The great news is that Kaye is finished teaching! All she has to do is give two exams, grade them, and post the grades. She should be done for real by Thursday, at the latest, although she doesn’t officially retire until September 1st as there is some rule somewhere that you can only retire on the 1st of a month. (I assume months where the 1st falls on a weekend let you retire on the 2nd or 3rd.) We’re both looking forward to her well-earned freedom after teaching for some forty years. She’s been at NCSU since 1970.

Hope everyone (and everybody’s cat) is well. See you in the funny papers.

Sunday, March 23, 2008

Desecration of Peace

When we got up this morning, barely realizing that it was Easter, but for the mention from my mother and Yvonne, a very loud grease-removal truck pulled up at the manhole in front of our house.  Kaye went out to ask if there was an emergency, figuring a city that closes the liquor stores on the non-existent holiday of Easter Monday would not violate the peace of Easter morning for no good reason.  No, they said.  Apparently they de-grease the sewers every Sunday morning.  Then the kids next door were hunting for eggs in the back yard, arguing over which egg was whose.  I guess because I don’t have kids, it’s interesting to me how worked up they can get over what seems like nothing to me.  I mean, their arguments can escalate to the point that you’d have to have wrecked my car or something for me to get that upset, and I have a temper.  All is peaceful now, anyway.  My brother and I had the decency to yell at each other indoors (“Mom, Chris is looking at me!” or “She rode in the front seat last time!”), not that it would matter, since for most of our childhood (all but two years with the two of us), we lived out in the middle of nowhere. 

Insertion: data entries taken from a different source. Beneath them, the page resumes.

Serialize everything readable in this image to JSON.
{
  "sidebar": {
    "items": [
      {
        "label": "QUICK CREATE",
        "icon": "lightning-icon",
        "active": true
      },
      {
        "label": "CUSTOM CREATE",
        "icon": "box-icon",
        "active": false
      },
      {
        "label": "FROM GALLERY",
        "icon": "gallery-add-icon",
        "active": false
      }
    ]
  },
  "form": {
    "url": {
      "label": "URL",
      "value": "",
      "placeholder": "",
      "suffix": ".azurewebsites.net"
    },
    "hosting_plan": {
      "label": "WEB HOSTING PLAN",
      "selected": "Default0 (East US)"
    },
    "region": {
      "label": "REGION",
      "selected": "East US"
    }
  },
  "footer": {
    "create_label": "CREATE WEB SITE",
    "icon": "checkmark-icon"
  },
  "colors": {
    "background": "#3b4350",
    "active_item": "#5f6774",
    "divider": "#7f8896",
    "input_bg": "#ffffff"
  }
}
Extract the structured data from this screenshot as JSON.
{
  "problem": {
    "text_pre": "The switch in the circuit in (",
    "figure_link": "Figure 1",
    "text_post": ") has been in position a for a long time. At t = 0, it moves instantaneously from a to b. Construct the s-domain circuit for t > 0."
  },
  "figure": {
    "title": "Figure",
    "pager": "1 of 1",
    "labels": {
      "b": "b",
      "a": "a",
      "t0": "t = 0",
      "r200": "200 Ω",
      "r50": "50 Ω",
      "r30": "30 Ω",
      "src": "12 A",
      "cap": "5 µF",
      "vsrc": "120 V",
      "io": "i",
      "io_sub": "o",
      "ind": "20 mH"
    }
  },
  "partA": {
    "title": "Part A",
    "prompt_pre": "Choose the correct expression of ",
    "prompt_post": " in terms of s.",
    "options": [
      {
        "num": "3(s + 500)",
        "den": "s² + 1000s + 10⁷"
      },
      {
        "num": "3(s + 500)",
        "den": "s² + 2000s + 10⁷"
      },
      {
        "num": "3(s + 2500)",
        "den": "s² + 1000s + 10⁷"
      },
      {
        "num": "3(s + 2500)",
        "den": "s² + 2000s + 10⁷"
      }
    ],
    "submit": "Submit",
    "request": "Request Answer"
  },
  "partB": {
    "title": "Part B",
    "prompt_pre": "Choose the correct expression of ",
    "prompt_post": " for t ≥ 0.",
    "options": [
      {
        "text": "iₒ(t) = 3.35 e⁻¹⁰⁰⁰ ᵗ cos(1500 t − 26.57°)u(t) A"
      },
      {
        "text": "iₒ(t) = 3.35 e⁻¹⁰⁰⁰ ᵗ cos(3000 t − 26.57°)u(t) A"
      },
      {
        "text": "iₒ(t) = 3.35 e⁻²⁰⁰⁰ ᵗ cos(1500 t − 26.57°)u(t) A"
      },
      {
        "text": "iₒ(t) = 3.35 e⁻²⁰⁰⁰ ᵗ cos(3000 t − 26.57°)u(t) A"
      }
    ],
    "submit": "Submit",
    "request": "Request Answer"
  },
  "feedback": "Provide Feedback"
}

Would that every argument were so mild.  If all the people intent on blowing other people to smithereens could just agree to play in different sandboxes . . . but I guess which sandbox is whose is the source of much of the trouble.  There are enough sandboxes to go around.

The American concept that we know best and are the natural arbiters of other countries’ internal or international disputes is another embarrassing and disappointing issue altogether.  We have a very big sandbox and ought to appreciate that, and the fact that we don’t have suicide bombers going on here.  I am sad and angry about the events of September 11, 2001, but the destruction we’ve wrought is just that – it hasn’t rebuilt the twin towers or brought back the victims; it’s simply created more.

I just wish people could work out their violence during childhood, in harmless disputes.  If that were so, the screaming kids would be a blessing.